Цитадель автарха
Снова послышался шорох, и я обернулся.
Звук шел от солдата. Казалось, его била дрожь, и если бы я не видел его трупа, то решил бы, что у него предсмертные судороги. У солдата тряслись руки и что-то булькало в горле. Я наклонился к нему, прикоснулся к лицу, но оно оставалось холодным, как раньше, и я испытал импульсивное желание развести костер.

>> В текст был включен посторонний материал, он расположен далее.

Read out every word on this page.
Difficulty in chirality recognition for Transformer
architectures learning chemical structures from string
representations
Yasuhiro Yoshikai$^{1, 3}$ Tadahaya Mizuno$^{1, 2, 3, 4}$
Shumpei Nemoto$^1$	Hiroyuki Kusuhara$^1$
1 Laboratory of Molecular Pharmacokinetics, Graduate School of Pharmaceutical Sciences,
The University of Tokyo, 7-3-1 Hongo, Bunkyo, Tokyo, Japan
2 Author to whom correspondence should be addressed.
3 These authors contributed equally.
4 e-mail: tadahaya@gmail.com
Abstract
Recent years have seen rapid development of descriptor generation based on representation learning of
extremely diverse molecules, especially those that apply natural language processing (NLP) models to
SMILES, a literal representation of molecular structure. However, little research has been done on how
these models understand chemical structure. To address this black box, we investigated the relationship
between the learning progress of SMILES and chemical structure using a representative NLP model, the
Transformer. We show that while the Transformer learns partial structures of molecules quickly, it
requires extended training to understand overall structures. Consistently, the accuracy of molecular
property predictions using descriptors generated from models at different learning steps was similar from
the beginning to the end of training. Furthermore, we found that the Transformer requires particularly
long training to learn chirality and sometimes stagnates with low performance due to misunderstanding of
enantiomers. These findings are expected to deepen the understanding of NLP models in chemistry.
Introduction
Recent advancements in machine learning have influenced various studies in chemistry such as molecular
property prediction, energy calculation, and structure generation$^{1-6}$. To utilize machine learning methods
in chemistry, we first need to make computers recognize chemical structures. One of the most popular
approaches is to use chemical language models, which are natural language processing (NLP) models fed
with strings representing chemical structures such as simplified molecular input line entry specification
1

В ранце не нашлось ничего пригодного для добывания огня, но я знал, что огниво должно быть у каждого солдата. Пошарив в его карманах, я нашел несколько аэсов, подвесной циферблат солнечных часов, фитиль и кремень. Под деревьями лежало много сушняка, так что была опасность спалить весь лес. Я вручную расчистил небольшую площадку руками, сгреб в центр сухие веточки и поджег их. Потом набрал крупных сучьев, наломал и подбросил в костер.
Огонь занялся ярче, чем я ожидал. День клонился к вечеру, скоро совсем стемнеет. Я взглянул на мертвеца, его руки перестали дрожать, и теперь он лежал тихо. Кожа на его лице стала чуть теплее – конечно, только из-за близости костра. Пятнышко крови на лбу высохло, но вроде бы поблескивало в лучах заходящего солнца, напоминая рубин, выпавший из сокровищницы. Хотя костер почти не давал дыма, он казался мне курильницей благовоний. Дымок поднимался вертикально вверх, как из кадила, и скапливался в сени деревьев. Эта картина что-то смутно напоминала мне. Я отогнал неясные мысли и стал собирать топливо, пока не натаскал целую гору дров, чтобы хватило на всю ночь.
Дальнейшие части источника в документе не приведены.